After a challenging year in 2022, which saw persistently high inflation, aggressive central bank tightening and slowing growth, Credit Suisse expects 2023 to see recessions in the Eurozone and UK, and a growth recession in China. These economies should bottom out by mid-2023 and begin a weak, tentative recovery – a scenario that rests on the crucial assumption that the USA manages to avoid a recession. We expect economic growth to generally stay low in 2023 against the backdrop of tight monetary conditions and the ongoing reset of geopolitics.

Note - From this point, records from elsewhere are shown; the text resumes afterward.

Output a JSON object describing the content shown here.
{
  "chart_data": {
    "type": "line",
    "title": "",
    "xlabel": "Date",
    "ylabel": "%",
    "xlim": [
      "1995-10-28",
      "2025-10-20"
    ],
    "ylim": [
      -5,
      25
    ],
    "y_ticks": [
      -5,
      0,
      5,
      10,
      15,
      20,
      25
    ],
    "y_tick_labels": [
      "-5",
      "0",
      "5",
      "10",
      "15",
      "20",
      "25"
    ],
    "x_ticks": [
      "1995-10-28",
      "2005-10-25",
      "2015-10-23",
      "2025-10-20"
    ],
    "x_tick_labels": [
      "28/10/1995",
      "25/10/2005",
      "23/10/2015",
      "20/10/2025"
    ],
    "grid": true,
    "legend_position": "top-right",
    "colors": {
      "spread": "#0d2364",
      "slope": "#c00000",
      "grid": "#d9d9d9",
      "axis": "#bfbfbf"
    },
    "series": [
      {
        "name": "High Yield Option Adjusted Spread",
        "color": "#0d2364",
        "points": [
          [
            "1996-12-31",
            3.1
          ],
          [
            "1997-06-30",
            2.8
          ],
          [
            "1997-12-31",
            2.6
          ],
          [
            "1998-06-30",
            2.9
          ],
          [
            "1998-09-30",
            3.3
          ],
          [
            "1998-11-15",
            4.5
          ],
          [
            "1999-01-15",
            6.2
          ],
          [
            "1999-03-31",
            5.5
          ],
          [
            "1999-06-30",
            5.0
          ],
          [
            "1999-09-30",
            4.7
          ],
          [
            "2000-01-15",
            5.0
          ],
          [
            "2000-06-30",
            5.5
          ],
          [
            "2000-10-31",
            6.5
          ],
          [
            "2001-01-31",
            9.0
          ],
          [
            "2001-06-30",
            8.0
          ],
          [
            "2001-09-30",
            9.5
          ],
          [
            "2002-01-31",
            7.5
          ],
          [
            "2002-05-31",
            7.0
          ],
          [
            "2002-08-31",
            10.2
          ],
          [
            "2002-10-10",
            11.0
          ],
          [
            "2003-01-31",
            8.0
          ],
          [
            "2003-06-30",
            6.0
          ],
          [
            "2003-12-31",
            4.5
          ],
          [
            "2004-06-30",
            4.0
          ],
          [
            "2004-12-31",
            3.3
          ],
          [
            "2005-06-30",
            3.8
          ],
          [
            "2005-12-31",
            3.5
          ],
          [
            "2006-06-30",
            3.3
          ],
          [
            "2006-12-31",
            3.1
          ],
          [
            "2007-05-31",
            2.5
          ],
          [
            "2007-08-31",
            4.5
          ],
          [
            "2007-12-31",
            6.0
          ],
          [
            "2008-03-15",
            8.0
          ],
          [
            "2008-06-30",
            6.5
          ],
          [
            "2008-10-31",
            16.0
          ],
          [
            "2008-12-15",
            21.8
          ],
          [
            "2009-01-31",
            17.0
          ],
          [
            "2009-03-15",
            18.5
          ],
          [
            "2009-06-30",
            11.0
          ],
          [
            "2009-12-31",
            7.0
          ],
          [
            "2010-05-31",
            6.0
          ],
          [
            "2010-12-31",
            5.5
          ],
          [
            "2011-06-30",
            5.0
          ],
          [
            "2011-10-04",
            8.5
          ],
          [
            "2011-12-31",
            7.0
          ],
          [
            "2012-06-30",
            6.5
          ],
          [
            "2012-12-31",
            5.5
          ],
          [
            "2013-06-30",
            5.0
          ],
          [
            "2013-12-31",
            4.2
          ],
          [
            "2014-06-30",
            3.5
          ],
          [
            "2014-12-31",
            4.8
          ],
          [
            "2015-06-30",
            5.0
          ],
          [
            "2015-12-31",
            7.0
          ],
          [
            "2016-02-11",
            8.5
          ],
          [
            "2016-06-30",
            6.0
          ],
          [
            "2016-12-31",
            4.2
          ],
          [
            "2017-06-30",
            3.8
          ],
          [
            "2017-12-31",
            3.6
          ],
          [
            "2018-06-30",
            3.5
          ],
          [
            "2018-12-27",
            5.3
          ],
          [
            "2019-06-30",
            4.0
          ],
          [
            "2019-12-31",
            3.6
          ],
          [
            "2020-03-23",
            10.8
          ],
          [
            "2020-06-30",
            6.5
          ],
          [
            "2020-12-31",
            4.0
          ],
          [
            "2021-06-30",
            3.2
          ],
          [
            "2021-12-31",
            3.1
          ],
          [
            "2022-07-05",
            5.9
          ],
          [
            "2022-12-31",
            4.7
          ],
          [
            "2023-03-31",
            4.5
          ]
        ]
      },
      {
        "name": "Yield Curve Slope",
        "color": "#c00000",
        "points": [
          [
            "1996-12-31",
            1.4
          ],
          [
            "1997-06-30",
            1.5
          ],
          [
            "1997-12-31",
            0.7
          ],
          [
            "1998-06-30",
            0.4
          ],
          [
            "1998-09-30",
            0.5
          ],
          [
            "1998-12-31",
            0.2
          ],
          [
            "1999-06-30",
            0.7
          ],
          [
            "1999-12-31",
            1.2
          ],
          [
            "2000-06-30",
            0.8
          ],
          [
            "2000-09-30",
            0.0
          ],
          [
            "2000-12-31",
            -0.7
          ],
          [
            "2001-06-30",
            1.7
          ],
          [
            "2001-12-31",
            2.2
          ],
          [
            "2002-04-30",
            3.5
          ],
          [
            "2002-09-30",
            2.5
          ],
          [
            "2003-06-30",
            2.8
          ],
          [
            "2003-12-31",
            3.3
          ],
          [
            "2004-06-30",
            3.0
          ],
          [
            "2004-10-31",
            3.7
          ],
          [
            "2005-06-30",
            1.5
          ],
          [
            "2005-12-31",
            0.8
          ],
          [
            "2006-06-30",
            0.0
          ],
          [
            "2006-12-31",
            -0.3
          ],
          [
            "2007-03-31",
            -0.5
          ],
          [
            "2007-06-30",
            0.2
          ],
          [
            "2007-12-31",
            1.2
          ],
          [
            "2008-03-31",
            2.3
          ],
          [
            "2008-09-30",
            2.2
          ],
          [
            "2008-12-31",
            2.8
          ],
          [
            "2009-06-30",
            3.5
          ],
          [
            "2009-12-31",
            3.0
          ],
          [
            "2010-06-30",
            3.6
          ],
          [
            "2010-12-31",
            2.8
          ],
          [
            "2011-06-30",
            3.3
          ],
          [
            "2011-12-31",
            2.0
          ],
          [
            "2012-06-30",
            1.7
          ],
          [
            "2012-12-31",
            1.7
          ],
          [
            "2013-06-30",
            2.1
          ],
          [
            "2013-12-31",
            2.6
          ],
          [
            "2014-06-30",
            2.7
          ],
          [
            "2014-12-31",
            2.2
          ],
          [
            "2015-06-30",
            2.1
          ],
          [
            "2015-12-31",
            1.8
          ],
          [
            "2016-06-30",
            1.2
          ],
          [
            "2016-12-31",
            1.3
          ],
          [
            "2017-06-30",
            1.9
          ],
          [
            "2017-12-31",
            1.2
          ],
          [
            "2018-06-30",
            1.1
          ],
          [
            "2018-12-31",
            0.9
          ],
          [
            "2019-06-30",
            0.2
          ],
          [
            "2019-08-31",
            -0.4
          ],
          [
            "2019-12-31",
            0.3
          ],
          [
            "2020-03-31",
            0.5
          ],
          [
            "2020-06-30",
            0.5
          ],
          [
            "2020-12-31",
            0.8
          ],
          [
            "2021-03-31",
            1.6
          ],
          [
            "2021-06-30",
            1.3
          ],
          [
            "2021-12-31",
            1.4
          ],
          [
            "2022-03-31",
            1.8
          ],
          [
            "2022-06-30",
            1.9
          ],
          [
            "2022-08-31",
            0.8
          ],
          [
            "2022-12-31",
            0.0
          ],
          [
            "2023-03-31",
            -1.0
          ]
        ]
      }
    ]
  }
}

Michael Strobaek, Global Chief Investment Officer at Credit Suisse, said: “We expect financial market volatility to remain elevated as risks persist and global financial conditions remain tight. This is likely to create continued headwinds to growth and, by extension, risk assets. To manage this difficult environment, it is key to adhere to robust investment principles, follow a stringent investment process aligned with investors’ long-term financial objectives and seek broad diversification including alternative investments.”